Manifestement décidé à ne rien céder de la ligne ultra-droitière qu’il suit depuis son élection, au grand dam d’une partie de la droite, Laurent Wauquiez a ce dimanche revendiqué fièrement son « populisme ». Fustigeant « l’assistanat », « ceux qui profitent du système », « les 80 km/heure », le laxisme face à l’immigration, l’aide médicale « aux clandestins », il s’est posé en porte-parole de ces « Français [qui] refusent de devenir étrangers dans leur propre pays ».

« Vous n’avez plus le droit de dire ce que vous pensez au plus profond de vous-même », s’est emporté le président de la région Auvergne-Rhône-Alpes, promettant en creux de « dire tout haut ce que les Français pensent tous bas », selon le slogan fétiche du FN des années 1990. « Ils ont inventé le mot de “populisme” pour justifier leur censure et faire taire ceux qui ne pensent pas comme eux. Écouter les Français, c’est donc être populiste », s’est offusqué Laurent Wauquiez.

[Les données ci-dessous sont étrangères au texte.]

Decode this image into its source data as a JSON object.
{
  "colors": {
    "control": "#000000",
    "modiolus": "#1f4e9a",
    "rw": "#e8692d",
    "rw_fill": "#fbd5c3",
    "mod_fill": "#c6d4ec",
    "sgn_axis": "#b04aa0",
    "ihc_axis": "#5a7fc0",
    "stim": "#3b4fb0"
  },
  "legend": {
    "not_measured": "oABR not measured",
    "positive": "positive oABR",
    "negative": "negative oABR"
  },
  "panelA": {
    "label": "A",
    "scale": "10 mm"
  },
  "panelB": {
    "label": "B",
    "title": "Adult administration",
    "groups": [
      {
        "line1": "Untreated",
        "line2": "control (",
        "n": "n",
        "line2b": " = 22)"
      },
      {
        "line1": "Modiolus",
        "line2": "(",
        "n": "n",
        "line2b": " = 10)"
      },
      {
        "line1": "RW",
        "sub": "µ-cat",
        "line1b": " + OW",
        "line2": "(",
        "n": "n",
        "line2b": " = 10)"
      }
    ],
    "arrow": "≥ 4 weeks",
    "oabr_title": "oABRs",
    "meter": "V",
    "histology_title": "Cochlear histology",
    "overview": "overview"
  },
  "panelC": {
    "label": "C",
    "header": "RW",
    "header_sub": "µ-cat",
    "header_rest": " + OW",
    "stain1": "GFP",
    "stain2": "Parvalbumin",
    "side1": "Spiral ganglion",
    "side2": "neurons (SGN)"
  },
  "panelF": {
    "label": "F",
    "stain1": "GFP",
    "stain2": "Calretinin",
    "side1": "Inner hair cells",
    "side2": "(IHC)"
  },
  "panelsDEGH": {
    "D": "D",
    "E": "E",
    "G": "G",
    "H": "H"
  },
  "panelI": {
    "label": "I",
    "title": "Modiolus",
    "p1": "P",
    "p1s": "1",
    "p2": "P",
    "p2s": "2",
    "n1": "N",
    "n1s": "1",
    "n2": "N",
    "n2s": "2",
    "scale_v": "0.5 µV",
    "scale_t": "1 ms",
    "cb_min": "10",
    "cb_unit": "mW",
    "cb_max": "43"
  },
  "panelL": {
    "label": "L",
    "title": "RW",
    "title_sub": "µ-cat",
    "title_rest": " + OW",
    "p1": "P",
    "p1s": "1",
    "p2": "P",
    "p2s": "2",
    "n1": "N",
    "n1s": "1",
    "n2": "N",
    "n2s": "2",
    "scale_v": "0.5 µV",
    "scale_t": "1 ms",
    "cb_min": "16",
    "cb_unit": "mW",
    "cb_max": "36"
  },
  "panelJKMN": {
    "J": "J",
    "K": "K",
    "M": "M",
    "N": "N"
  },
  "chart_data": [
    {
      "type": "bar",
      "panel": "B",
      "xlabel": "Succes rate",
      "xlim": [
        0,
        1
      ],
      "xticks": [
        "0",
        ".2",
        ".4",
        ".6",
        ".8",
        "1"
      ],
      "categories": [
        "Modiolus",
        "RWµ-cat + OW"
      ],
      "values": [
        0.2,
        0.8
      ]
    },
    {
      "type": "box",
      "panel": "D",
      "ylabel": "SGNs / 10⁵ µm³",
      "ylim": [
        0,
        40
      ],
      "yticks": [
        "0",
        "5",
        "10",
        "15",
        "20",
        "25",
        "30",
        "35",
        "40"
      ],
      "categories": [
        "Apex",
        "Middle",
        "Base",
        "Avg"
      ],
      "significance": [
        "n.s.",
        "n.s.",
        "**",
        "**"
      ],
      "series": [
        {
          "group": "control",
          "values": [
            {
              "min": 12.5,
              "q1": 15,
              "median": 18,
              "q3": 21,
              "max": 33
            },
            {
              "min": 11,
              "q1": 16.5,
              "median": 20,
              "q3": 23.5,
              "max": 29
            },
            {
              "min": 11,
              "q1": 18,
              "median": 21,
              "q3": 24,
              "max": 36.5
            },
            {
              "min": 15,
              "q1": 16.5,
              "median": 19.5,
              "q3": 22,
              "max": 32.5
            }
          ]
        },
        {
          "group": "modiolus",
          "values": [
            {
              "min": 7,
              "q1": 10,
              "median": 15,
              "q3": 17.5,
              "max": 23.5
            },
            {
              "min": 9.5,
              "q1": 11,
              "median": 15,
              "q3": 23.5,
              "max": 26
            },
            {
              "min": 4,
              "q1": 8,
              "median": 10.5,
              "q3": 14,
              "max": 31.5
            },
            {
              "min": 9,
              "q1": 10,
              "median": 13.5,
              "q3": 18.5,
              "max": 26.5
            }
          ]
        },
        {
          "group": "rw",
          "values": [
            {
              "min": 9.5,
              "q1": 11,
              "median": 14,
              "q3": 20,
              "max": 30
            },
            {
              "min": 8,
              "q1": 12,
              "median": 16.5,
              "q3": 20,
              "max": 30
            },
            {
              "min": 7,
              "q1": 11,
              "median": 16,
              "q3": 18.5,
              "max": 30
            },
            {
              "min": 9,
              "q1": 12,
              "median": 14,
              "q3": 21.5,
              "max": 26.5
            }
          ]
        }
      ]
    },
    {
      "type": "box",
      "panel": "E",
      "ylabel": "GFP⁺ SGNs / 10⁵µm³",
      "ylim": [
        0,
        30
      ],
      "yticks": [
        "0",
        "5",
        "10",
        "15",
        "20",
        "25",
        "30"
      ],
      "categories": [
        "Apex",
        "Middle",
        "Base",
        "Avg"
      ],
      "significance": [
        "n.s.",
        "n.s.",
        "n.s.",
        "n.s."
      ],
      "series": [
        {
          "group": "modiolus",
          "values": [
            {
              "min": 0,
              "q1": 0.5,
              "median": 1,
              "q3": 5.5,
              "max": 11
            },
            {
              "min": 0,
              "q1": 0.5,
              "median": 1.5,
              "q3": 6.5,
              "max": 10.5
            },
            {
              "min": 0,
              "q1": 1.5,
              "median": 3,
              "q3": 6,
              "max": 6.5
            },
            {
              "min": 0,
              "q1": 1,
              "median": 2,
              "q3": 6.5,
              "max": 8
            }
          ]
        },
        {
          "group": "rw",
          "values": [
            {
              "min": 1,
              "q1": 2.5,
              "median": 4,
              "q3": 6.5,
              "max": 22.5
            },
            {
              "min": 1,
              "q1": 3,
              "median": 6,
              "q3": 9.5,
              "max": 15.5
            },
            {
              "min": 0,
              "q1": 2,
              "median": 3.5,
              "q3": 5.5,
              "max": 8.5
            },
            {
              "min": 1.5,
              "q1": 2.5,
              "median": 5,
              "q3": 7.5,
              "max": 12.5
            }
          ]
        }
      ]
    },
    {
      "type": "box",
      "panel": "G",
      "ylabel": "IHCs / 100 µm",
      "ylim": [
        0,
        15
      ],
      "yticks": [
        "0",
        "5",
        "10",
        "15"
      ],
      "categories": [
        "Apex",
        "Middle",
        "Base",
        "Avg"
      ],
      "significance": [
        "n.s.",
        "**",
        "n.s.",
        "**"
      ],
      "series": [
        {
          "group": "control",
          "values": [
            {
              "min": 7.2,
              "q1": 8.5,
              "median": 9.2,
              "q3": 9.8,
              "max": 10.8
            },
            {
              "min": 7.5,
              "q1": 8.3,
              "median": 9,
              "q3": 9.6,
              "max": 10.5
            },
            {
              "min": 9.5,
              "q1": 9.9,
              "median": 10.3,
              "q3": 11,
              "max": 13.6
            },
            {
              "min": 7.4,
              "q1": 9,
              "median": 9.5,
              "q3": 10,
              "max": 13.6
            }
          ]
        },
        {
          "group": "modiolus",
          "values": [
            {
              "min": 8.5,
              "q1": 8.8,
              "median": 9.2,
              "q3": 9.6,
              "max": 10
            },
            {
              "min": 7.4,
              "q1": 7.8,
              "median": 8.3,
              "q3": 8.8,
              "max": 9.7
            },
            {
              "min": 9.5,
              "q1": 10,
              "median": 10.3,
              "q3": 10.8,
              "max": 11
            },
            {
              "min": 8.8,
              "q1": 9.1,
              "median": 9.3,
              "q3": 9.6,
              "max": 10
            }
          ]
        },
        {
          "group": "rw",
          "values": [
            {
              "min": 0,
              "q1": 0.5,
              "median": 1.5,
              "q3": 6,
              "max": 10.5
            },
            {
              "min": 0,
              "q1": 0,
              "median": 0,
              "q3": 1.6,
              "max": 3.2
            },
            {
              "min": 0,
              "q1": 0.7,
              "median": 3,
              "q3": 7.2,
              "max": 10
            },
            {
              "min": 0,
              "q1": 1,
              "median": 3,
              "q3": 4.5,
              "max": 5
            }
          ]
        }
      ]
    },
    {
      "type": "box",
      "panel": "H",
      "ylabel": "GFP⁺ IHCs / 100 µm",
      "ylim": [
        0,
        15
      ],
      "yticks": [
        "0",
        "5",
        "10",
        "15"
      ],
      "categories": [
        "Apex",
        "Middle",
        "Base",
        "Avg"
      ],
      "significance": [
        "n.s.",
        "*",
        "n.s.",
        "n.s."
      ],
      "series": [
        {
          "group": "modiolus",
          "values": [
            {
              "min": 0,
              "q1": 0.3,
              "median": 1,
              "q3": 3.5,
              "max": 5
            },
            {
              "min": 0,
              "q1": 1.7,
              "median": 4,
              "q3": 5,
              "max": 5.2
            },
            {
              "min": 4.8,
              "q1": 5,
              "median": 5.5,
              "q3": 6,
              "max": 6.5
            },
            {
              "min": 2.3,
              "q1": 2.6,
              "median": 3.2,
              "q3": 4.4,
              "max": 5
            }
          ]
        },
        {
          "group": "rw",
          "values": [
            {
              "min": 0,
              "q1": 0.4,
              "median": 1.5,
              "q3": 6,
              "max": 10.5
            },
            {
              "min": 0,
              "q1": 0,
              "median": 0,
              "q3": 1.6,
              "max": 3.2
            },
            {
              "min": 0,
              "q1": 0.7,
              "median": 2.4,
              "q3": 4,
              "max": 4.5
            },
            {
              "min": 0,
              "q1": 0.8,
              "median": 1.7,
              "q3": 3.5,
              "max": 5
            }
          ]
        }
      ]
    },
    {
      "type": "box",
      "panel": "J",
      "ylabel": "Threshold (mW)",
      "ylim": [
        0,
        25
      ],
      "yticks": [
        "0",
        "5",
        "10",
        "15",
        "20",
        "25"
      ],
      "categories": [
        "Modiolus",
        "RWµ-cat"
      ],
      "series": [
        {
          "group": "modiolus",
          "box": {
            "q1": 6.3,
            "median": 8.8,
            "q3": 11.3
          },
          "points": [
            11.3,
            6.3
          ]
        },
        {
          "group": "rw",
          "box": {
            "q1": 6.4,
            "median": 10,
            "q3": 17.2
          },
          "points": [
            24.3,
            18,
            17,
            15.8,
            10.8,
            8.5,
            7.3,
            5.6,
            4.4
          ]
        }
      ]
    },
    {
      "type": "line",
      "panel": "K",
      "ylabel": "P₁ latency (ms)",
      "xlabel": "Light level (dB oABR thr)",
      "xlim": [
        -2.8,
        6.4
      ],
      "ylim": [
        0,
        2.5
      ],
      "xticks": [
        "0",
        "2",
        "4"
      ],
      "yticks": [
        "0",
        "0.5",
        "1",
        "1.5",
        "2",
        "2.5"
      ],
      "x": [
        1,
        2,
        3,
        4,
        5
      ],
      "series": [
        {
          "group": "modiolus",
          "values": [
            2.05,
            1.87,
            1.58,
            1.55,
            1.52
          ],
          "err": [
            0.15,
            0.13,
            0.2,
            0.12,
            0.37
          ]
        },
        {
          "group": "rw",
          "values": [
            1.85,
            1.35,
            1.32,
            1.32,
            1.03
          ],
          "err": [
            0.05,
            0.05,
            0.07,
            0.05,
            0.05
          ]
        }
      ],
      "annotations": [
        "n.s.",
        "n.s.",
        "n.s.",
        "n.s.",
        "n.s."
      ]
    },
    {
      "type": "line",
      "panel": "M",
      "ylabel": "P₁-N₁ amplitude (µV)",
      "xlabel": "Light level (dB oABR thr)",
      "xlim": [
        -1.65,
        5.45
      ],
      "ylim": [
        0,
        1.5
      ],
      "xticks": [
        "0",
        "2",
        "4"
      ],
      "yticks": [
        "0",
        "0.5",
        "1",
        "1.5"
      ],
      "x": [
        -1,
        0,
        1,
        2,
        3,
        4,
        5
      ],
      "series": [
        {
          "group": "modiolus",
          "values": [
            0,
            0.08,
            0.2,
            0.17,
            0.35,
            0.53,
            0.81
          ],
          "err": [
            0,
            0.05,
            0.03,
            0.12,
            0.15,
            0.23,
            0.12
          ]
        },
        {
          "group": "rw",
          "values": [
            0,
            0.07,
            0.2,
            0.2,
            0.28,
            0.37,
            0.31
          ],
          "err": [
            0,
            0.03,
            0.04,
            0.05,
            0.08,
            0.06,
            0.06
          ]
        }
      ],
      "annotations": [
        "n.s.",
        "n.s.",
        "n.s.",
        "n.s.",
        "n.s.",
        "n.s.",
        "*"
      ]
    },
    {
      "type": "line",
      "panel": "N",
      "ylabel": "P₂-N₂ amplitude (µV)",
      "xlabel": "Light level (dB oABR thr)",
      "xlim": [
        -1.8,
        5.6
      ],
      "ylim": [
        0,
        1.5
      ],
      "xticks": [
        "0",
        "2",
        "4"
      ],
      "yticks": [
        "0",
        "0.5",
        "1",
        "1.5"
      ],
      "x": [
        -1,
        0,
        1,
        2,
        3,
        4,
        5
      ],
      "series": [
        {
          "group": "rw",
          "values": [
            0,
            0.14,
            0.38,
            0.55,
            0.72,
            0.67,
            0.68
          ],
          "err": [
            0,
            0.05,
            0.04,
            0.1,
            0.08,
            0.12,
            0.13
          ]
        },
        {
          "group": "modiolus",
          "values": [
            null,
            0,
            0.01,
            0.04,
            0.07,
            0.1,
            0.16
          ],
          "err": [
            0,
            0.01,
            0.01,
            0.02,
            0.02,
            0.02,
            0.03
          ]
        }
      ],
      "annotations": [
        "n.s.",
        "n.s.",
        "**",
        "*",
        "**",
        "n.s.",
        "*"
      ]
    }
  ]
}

Le patron de la droite regorge d’ailleurs d’anecdotes sur une réalité que les « bien-pensants » refusent de voir : « Quand un de mes amis, professeur d’histoire dans un quartier de Grenoble, m’explique qu’il a renoncé à organiser des voyages de classe à la cathédrale de Reims parce que certaines familles lui expliquent que ce n’est pas compatible avec leur religion, quand je passe dans certaines villes de France et que je ne vois plus aux terrasses des cafés que des hommes parce que les femmes en ont été bannies, je refuse de me résigner à ce que ce soit cela l’avenir de la France. »

La salle, ravie, agite des drapeaux bleu blanc rouge. Le noyau dur des militants, qui ont déboursé 20 euros pour assister à ce déjeuner de rentrée, en a eu pour son argent. Pas sûr que ce discours aux accents trumpiens parvienne à rassembler au-delà.